雙方就這麼一拖四五天,卻是毫無進展,直到今天另外十二個人販死刑的最高檢覆核結議都下來了,俞定中才真的著急了,知道再不發力,等待俞伯牙的也必然是重刑,因此,又再次鼓動張道中去要人,可廖國友這回竟交出了俞伯牙的伏辯。

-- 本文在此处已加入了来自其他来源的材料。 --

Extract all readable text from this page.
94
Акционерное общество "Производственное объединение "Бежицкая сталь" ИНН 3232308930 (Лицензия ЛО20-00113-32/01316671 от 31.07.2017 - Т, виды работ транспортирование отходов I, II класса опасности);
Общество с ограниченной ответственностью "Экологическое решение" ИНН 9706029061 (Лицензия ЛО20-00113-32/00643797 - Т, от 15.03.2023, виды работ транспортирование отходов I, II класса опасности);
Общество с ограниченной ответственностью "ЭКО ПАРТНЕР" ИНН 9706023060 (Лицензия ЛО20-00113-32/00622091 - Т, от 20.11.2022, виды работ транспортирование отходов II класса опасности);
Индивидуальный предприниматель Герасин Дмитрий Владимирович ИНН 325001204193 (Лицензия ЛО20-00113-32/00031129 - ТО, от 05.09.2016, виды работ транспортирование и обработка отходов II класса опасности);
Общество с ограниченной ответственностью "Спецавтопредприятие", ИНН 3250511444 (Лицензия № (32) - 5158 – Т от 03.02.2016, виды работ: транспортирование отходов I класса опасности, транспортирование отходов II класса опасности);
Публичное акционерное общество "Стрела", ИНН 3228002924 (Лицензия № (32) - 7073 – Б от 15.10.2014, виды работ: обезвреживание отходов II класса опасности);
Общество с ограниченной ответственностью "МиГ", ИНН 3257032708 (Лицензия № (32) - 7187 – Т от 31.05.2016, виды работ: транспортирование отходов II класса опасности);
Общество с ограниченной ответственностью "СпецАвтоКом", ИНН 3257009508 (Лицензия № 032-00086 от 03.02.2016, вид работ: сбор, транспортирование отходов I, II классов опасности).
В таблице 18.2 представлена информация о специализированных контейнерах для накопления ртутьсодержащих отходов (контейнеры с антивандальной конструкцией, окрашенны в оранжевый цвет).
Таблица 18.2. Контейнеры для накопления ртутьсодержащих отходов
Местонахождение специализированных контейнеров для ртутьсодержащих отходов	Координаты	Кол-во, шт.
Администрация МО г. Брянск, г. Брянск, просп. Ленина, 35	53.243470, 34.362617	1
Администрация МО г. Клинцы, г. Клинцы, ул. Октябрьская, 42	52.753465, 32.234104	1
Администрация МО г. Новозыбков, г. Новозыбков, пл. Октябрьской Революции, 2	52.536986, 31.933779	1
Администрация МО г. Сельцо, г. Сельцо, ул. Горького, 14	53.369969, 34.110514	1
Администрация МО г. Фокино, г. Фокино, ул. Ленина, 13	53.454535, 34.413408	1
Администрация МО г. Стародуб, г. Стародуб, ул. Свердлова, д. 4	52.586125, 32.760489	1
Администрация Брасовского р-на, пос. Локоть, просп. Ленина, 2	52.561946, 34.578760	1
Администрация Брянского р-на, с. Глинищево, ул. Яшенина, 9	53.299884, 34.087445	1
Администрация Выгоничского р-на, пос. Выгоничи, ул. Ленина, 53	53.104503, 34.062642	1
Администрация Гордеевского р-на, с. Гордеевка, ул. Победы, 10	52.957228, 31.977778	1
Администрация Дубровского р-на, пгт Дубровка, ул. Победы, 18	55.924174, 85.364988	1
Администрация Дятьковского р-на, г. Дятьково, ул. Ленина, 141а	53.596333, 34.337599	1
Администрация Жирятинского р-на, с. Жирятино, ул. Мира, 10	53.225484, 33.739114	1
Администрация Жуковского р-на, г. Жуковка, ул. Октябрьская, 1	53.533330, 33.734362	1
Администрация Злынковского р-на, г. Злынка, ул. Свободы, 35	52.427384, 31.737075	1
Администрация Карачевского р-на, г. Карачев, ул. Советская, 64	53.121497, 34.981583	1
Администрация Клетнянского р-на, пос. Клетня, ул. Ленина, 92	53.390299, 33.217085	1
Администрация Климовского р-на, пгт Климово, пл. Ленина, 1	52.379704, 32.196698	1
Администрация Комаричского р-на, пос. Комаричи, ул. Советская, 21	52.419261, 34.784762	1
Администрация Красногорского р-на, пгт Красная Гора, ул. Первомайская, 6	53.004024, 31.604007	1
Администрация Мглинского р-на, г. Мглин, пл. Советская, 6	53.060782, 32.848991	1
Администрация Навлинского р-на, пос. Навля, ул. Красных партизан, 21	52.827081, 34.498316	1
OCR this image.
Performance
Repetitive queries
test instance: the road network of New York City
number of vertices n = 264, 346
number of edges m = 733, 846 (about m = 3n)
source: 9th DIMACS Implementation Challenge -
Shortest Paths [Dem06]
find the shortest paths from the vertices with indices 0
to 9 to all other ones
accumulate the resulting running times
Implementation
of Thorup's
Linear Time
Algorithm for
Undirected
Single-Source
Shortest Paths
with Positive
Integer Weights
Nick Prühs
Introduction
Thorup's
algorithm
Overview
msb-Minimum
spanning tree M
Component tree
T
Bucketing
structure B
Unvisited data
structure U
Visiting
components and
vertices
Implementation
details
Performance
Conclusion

原來俞伯牙在裡頭四五天,也沒等到俞定中搭救,初始的滿懷希望的硬頂,慢慢就化作絕望,當廖國友亮出最高檢給那十二個傢伙的死刑複核後,俞伯牙徹底崩潰了,便寫了這份伏辯。
見了伏辯,張道中是真沒辦法了,先不說廖國友不會交人,就是交了人,紀委恐怕也推不翻這個案子了,便又趕回來回報俞定中,這才有了俞定中先前的摔杯之舉!
時值正午,豔陽當空,一道陽光直直從大門處射來,將斜坐的俞定中,站立的張道中,齊齊匯成了兩道交錯的影子,辦公室裡一片靜寂,甚至能聽見俞定中新任秘書的沙沙揮筆聲。
“小唐,你先出去!”
良久,俞定中終於出聲,竟是驅趕這位新任秘書離屋,看來是有重要的事兒同張道中言說。
小唐急應一聲,起身,踩著小碎步急步出門而去,順手將門給帶上了,心中卻是長長舒了口氣。小唐當然知道這是俞書記不信任自己的表現,但是,他心裡壓根兒就希望俞書記不信任自己。這種想法聽起來是相當矛盾,畢竟哪有秘書不希望和自己領導捆得越近越好的?偏偏小唐就不想,或者縣委辦秘書科的文秘們,均如是想。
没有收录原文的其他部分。